Hi again - Hope you can follow this description okay - soo much easier to
demonstrate! I will go to the flexible shaft with a somewhat solid mini
mulsin wheel with bobbing compound (tripoli should also be fine) or
flexshaft brush - using them to clean the areas of liver of sulphur off -
where I want to be careful how much of the darkening is removed. . . a more
controlled situation. This works well with the oxidized textured surfaces
that I like to work with. Then will go to the buffing wheel to do the
bigger sections of removal. This also might work well in removing the small
areas of liver of sulphur that are left behind after the initial polishing

  • without having to go over the whole piece with the coarser compound.
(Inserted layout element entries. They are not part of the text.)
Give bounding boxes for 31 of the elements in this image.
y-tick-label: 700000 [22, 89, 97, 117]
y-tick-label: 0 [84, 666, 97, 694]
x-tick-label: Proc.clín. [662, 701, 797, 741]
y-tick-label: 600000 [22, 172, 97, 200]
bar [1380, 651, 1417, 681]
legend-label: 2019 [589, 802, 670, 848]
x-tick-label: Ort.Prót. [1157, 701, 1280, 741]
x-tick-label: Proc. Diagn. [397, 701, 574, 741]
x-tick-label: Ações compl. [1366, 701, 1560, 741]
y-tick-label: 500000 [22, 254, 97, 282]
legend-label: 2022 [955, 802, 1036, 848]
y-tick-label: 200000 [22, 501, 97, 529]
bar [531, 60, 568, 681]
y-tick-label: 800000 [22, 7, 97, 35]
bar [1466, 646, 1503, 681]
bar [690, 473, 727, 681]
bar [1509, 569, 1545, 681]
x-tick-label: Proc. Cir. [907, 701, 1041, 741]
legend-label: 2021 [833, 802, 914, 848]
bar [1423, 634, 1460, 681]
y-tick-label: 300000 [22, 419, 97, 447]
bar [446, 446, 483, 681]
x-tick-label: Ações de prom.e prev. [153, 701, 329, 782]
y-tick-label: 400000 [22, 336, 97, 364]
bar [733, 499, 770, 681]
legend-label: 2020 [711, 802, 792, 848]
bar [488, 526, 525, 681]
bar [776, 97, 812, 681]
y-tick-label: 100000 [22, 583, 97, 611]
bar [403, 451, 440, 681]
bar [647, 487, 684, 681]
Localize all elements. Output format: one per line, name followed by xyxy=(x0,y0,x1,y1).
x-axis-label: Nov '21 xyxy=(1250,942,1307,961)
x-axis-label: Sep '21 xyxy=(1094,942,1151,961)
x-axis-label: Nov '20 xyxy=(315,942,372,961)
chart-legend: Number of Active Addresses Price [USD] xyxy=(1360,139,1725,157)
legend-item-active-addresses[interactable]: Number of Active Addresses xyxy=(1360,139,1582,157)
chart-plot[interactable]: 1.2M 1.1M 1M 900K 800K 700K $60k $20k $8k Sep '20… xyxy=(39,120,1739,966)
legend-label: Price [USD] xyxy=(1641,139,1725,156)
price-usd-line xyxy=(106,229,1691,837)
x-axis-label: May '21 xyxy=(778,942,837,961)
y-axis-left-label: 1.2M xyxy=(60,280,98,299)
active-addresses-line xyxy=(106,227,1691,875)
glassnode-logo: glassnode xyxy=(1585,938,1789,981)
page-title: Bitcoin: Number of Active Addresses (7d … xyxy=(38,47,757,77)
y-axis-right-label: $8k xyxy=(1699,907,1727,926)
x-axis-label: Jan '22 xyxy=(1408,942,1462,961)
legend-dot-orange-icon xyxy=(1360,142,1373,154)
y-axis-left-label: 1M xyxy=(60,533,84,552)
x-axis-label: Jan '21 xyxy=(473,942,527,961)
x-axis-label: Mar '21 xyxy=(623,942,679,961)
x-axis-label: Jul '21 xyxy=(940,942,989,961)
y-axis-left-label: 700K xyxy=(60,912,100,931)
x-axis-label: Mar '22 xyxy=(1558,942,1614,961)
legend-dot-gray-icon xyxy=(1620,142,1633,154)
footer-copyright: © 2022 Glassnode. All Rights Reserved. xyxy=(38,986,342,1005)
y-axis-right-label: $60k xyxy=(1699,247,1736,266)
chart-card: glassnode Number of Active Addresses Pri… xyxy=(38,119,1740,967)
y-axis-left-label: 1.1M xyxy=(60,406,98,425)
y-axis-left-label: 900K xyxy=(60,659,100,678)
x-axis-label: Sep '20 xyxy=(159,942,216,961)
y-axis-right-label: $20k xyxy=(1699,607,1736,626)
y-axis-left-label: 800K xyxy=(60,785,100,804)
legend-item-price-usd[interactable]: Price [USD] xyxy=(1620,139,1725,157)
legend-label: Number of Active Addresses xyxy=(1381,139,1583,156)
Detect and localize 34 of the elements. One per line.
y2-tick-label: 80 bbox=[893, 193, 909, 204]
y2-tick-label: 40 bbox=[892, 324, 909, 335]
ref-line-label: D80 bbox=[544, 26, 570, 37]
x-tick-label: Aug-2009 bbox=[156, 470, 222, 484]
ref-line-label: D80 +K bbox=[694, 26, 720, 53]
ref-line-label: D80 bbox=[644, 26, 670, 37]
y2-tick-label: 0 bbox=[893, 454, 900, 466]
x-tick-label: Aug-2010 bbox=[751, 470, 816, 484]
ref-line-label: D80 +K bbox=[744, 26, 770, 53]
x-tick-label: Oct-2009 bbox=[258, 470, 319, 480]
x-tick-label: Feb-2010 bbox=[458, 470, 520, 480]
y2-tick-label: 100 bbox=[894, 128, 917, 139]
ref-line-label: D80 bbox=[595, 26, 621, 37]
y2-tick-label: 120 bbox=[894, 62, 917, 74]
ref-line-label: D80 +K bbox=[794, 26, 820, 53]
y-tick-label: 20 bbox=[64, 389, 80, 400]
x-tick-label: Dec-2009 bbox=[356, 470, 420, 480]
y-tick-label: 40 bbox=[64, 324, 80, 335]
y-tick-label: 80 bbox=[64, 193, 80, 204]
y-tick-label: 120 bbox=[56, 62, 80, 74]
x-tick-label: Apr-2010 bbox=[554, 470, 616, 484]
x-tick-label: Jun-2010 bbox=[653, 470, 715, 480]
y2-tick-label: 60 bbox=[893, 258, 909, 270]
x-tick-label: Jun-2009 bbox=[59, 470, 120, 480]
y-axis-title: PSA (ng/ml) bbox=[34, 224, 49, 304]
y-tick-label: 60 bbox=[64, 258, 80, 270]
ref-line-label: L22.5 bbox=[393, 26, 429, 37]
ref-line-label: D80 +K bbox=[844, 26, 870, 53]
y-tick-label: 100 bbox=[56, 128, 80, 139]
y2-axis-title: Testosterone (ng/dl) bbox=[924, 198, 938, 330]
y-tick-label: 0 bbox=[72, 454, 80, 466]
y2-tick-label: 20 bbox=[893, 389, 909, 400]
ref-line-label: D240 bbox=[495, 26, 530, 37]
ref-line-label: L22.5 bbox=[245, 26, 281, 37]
    Then do the final polish. Also, if the bobbing compound doesn’t come off
    easily and completely in the ultrasonic or by brushing - I will wipe off
    excess compound with a soft old tshirt rag - then look for the leftover
    bits of of unwanted darkening - then back to bobbing again (as described
    above) and final polish. Do you use a variety of buffing wheels for the
    polishing motor? I love the smaller stiff worn out bobbing compound wheels
    for a lot of situations - probably the kind that are discarded - same with
    the worn out stiff brush wheels. I have some wonderful softer worn out
    ones for the final polish stage too. I think your description had me
    perplexed. . . I do have to go back and remove small bits of liver of
    sulphur too. Glad it isn’t firescale! Cynthia btw - the above description
    works well for small bits of firescale too - especially by using the small
    brush in the flexshaft can be very specific in removing the little
    "islands". Saves time in the long run I think.